The Frenchman's eyes sparkled.
"I run ship two year in Yosemite Park," he bragged. "No soldier fin' me."
"That's no great shakes," said Welton drily, "from what I've seen of Park soldiers. If you can sneak these sheep across without getting caught, you do it."
"I snik ship across all right," said Lejeune. "But I can' stop hees track. The ranger he know I cross all right."

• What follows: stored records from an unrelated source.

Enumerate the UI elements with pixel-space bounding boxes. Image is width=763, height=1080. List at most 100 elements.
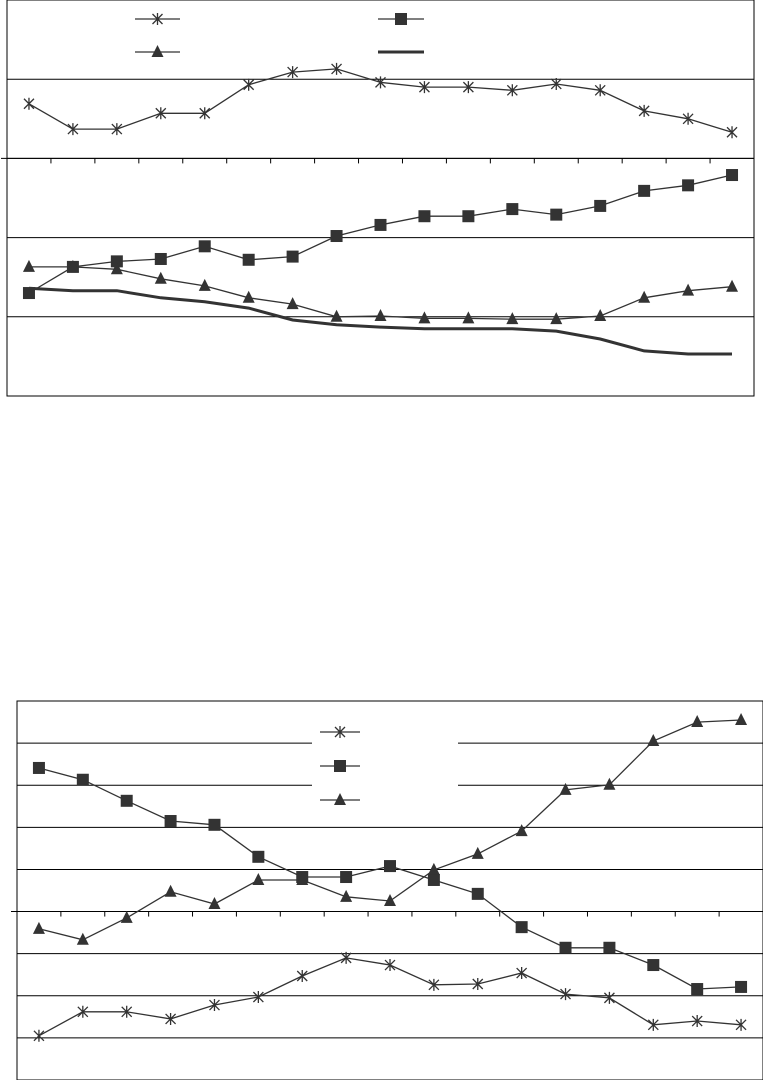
marker: [198, 240, 211, 253]
marker: [374, 218, 387, 231]
marker: [471, 846, 484, 859]
marker: [471, 887, 484, 900]
marker: [110, 255, 123, 268]
marker: [384, 959, 396, 972]
marker: [208, 896, 221, 909]
marker: [735, 712, 748, 725]
marker: [76, 932, 89, 945]
marker: [252, 991, 264, 1004]
marker: [638, 104, 650, 117]
marker: [726, 169, 739, 182]
marker: [23, 97, 35, 110]
marker: [111, 123, 123, 136]
marker: [154, 252, 167, 265]
marker: [330, 309, 343, 322]
marker: [726, 126, 738, 139]
marker: [515, 824, 528, 837]
marker: [164, 815, 177, 828]
marker: [638, 290, 651, 303]
plot-frame: [6, 0, 755, 397]
marker: [375, 76, 386, 89]
marker: [682, 179, 695, 192]
marker: [340, 871, 353, 884]
marker: [682, 112, 694, 125]
marker: [506, 312, 519, 325]
marker: [427, 873, 440, 886]
marker: [594, 84, 606, 97]
marker: [32, 761, 45, 774]
marker: [559, 782, 572, 795]
marker: [296, 872, 309, 885]
marker: [164, 884, 177, 897]
marker: [67, 123, 79, 136]
marker: [384, 894, 396, 907]
marker: [594, 309, 607, 322]
marker: [155, 107, 167, 120]
marker: [286, 297, 299, 310]
marker: [691, 715, 704, 728]
marker: [165, 1012, 177, 1025]
marker: [198, 278, 211, 291]
marker: [559, 941, 572, 954]
marker: [550, 208, 563, 221]
marker: [330, 230, 343, 243]
marker: [334, 726, 346, 738]
marker: [726, 279, 739, 292]
marker: [603, 941, 616, 954]
marker: [735, 1018, 747, 1031]
marker: [242, 290, 255, 303]
marker: [22, 259, 35, 272]
marker: [516, 967, 528, 980]
marker: [418, 311, 431, 324]
marker: [199, 107, 211, 120]
marker: [77, 1005, 89, 1018]
marker: [462, 81, 474, 94]
marker: [242, 253, 255, 266]
marker: [691, 983, 704, 996]
marker: [32, 921, 45, 934]
marker: [418, 210, 431, 223]
marker: [428, 978, 440, 991]
marker: [603, 777, 616, 790]
chart: [11, 700, 763, 1080]
marker: [152, 13, 163, 25]
marker: [427, 862, 440, 875]
marker: [22, 287, 35, 300]
marker: [682, 283, 695, 296]
marker: [638, 184, 651, 197]
marker: [287, 66, 299, 79]
marker: [110, 262, 123, 275]
marker: [472, 977, 484, 990]
marker: [603, 991, 615, 1004]
marker: [120, 910, 133, 923]
marker: [462, 311, 475, 324]
marker: [647, 734, 660, 747]
marker: [121, 1005, 133, 1018]
marker: [334, 760, 346, 772]
marker: [395, 13, 407, 25]
marker: [331, 62, 343, 75]
marker: [252, 872, 265, 885]
marker: [594, 199, 607, 212]
series-line: [28, 286, 732, 356]
marker: [120, 794, 133, 807]
marker: [560, 988, 571, 1001]
marker: [296, 969, 308, 982]
marker: [374, 309, 387, 322]
marker: [76, 773, 89, 786]
marker: [208, 818, 221, 831]
marker: [340, 951, 352, 964]
marker: [418, 81, 430, 94]
marker: [33, 1029, 45, 1042]
marker: [506, 84, 518, 97]
marker: [340, 889, 353, 902]
marker: [154, 271, 167, 284]
marker: [735, 980, 748, 993]
marker: [384, 860, 396, 873]
marker: [550, 77, 562, 90]
marker: [252, 850, 265, 863]
marker: [691, 1015, 703, 1028]
marker: [209, 999, 220, 1012]
marker: [334, 793, 346, 805]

"What's the penalty?" asked Welton.
"Mos'ly 'bout one hundred dollars," replied Lejeune promptly. "Mebbe five hundred."
Welton sighed. "Is that the limit?" he asked. "Not more than five hundred?"
"No. Dat all."
"Well, it'll take a good half of the rent to get you in, if they soak us the limit; but you're up against it, and we'll stand back of you. If we agreed to give you that grazing, by God, you'll get it, as long as that land is ours."
He nodded and drove on, while Lejeune, the true sheepman's delight in dodging the officers burning strong within his breast, turned his mule's head to the lower country.